IP-based security cameras have been around for many years. Over the last few years, the cost of high quality IP cams has dropped dramatically thanks to a growing number of inexpensive wireless IP security cameras (mostly from China) that are now available to consumers.
Inexpensive IP security cameras, such as the Foscam FI8918W, feature the ability for users to remotely view and move the cameras perspective via a virtual joystick (contained within a smartphone app) to pan, tilt, and on some models, zoom in on objects. Some camera models also feature one or two-way audio, allowing users to listen in on whats happening in the area where the camera is located, and talk back and be heard if 2-way audio is enabled and an external speaker is connected to the camera.
So how do you build your own remote controlled, smartphone accessible, pet cam? Here's what you need to make it happen:
1. A Wireless IP Camera with Remote Pan / Tilt capability and Smartphone Support
I personally own the a Foscam FI8918W. I chose the Foscam because it was inexpensive and seemed to have a lot of features for the money. I'm not going to lie to you, these cameras are very inexpensive, and as a result, some manufacturers skimp on the setup instructions. Setup is often not the most straightforward process in the world. I had to hit Google a couple of times when I couldn't make sense of the instructions.

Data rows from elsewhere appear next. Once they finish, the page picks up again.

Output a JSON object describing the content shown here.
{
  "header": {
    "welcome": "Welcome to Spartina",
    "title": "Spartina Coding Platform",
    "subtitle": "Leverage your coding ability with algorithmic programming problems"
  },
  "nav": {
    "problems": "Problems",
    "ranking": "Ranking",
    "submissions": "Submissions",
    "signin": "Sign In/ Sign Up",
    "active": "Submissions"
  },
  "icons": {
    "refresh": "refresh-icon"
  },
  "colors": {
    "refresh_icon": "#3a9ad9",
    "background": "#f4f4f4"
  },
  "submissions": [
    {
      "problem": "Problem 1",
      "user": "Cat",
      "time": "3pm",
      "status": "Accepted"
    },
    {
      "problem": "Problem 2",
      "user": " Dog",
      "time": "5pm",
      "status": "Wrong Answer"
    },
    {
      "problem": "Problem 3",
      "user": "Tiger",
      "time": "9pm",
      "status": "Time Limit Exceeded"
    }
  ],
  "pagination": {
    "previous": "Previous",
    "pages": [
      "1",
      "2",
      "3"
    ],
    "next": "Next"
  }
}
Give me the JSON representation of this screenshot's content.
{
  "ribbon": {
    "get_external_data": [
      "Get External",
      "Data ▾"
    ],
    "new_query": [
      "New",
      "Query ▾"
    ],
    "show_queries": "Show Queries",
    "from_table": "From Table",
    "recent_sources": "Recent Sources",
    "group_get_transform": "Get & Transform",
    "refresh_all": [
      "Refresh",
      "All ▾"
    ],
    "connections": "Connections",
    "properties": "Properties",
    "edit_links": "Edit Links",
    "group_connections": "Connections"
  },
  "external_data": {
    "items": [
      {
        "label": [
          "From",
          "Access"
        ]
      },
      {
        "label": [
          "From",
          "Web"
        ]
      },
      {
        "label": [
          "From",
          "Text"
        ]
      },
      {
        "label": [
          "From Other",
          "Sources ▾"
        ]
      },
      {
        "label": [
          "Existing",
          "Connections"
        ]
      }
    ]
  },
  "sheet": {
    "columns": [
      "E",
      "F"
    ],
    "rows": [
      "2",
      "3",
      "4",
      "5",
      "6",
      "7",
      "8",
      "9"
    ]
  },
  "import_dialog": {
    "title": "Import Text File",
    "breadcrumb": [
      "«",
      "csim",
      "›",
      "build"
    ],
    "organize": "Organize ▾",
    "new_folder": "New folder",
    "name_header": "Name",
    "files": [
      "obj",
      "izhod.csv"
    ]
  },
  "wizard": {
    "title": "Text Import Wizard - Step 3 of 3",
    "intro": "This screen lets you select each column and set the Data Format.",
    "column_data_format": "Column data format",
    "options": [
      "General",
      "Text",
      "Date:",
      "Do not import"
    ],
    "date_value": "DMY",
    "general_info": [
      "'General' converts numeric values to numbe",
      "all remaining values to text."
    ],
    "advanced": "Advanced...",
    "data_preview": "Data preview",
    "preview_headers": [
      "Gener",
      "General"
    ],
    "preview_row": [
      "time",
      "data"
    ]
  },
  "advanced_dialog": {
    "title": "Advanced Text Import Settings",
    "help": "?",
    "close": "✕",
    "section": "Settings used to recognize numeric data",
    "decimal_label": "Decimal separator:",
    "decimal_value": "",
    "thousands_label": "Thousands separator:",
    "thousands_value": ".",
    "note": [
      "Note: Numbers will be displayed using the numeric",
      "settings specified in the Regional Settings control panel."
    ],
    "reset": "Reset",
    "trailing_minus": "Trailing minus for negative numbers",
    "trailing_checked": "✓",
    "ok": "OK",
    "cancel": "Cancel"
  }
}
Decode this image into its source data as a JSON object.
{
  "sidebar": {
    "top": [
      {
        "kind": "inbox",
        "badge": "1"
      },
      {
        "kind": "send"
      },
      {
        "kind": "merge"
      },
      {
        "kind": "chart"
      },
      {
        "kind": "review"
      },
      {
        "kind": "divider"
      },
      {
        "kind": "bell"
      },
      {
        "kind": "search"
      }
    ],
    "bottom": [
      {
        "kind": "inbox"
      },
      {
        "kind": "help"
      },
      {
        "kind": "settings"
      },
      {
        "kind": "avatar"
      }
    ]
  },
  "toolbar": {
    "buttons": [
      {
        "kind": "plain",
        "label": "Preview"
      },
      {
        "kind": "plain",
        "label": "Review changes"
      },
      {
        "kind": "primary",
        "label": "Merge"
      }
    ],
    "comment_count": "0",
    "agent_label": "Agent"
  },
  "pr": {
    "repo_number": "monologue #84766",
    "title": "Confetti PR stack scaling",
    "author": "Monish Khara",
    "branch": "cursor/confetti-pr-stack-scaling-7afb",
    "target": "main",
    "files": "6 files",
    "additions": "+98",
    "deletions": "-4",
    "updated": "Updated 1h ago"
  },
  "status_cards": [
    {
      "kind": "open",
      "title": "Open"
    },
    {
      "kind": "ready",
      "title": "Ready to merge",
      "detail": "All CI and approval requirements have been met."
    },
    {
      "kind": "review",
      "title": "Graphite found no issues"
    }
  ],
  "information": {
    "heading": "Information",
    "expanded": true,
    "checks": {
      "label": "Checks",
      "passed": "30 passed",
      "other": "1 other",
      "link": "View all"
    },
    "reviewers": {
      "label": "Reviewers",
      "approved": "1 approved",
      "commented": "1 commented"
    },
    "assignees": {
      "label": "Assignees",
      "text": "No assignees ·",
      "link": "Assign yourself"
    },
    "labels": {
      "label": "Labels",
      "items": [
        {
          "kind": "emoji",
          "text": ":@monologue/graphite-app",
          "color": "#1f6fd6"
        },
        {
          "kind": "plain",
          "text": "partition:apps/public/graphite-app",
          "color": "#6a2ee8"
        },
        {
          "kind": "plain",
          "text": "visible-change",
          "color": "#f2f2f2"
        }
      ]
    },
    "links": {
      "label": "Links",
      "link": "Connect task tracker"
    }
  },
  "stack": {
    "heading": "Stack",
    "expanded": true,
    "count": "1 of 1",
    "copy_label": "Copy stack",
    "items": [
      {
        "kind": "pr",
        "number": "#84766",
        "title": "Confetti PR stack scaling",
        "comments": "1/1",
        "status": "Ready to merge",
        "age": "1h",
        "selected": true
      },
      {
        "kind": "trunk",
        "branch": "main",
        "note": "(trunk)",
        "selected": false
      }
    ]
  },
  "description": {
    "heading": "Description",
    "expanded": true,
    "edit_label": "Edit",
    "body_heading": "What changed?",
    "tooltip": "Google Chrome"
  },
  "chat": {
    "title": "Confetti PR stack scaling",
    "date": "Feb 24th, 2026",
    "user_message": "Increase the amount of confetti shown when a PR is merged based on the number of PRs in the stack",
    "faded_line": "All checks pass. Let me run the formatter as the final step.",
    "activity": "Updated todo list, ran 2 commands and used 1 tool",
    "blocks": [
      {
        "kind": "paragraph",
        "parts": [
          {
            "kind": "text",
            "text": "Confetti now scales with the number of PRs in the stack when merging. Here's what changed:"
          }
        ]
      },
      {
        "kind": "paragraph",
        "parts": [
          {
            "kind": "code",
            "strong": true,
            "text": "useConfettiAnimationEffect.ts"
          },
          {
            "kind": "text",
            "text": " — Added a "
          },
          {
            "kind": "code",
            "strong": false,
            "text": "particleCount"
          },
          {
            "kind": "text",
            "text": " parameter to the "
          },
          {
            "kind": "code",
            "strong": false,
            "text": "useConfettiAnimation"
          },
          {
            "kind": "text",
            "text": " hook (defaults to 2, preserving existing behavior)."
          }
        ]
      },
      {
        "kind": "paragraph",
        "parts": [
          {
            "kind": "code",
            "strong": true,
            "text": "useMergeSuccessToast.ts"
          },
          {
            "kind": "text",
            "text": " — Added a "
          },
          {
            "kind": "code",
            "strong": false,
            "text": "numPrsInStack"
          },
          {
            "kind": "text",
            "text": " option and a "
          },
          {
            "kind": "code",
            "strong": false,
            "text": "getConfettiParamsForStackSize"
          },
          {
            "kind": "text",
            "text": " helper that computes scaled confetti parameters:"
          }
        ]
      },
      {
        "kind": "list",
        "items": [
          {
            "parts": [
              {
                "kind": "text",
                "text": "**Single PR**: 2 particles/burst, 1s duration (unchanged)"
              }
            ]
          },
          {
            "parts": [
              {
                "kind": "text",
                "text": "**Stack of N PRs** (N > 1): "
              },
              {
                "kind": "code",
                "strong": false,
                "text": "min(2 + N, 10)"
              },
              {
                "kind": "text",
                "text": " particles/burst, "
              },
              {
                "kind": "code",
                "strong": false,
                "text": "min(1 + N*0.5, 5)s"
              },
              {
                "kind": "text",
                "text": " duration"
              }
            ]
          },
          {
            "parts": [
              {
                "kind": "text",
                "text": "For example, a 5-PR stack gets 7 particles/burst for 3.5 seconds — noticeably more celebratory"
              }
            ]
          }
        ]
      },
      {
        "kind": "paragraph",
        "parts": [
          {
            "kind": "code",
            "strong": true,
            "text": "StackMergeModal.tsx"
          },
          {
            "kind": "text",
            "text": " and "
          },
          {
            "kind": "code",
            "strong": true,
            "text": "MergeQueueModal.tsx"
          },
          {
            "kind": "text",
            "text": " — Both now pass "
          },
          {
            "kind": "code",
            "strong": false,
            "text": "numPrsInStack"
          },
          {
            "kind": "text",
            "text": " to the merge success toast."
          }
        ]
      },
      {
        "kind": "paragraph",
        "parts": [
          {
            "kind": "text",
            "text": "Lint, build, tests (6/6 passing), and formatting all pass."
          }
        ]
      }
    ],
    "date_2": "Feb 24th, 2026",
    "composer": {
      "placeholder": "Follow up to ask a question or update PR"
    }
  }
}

I eventually got the camera features that I was interested in to work as advertised. If you don't understand basic IP networking, then you might want to have a technically inclined friend help you with the install and setup of the camera.
2. An Internet connection and a wireless router that supports Dynamic DNS and/or port forwarding
In order to connect your pet cam to the internet so that you can connect to it from your Smartphone, you will need a wireless router that supports Port Forwarding. Port forwarding provides a way for you to hide your camera's IP address but still make it accessible from the Internet.
If you want to give your camera a name (i.e. MyDogCam) instead of just connecting to its numeric IP address, you will need to sign up for a dynamic DNS service that will allow you to assign your camera a name that will stay the same even if your ISP-provided IP address changes. There are many free Dynamic DNS services available to choose from. One of the more well known providers is DynDNS. Check your wireless router's setup manual for details on setting up dynamic DNS and port forwarding.
3. An iPhone or Android Phone with an IP Camera Viewing App Installed
There are many IP camera viewing apps available for iPhone and Android. Many of these apps vary greatly in quality and user experience. My current favorite viewing app for the iPhone is Foscam Surveillance Pro (available from the iTunes App Store). For Android-based phones I've heard that the IP Cam Viewer app (available via the Android Market) works very well with most brands of Wireless IP cameras.
4. A Pet
Lastly, you will need a pet to watch with your newly installed pet cam. We have two small Shih Tzus that we confine to our kitchen using baby gates whenever we leave the house. Keeping them in the kitchen ensures that they will stay in range of the camera and also prevents them from breaking into my liquor cabinet.
Once you've setup your camera and made it accessible via the internet, all that is needed is to enter the connection information (camera IP or DNS name, and the username and password you created when you setup the camera).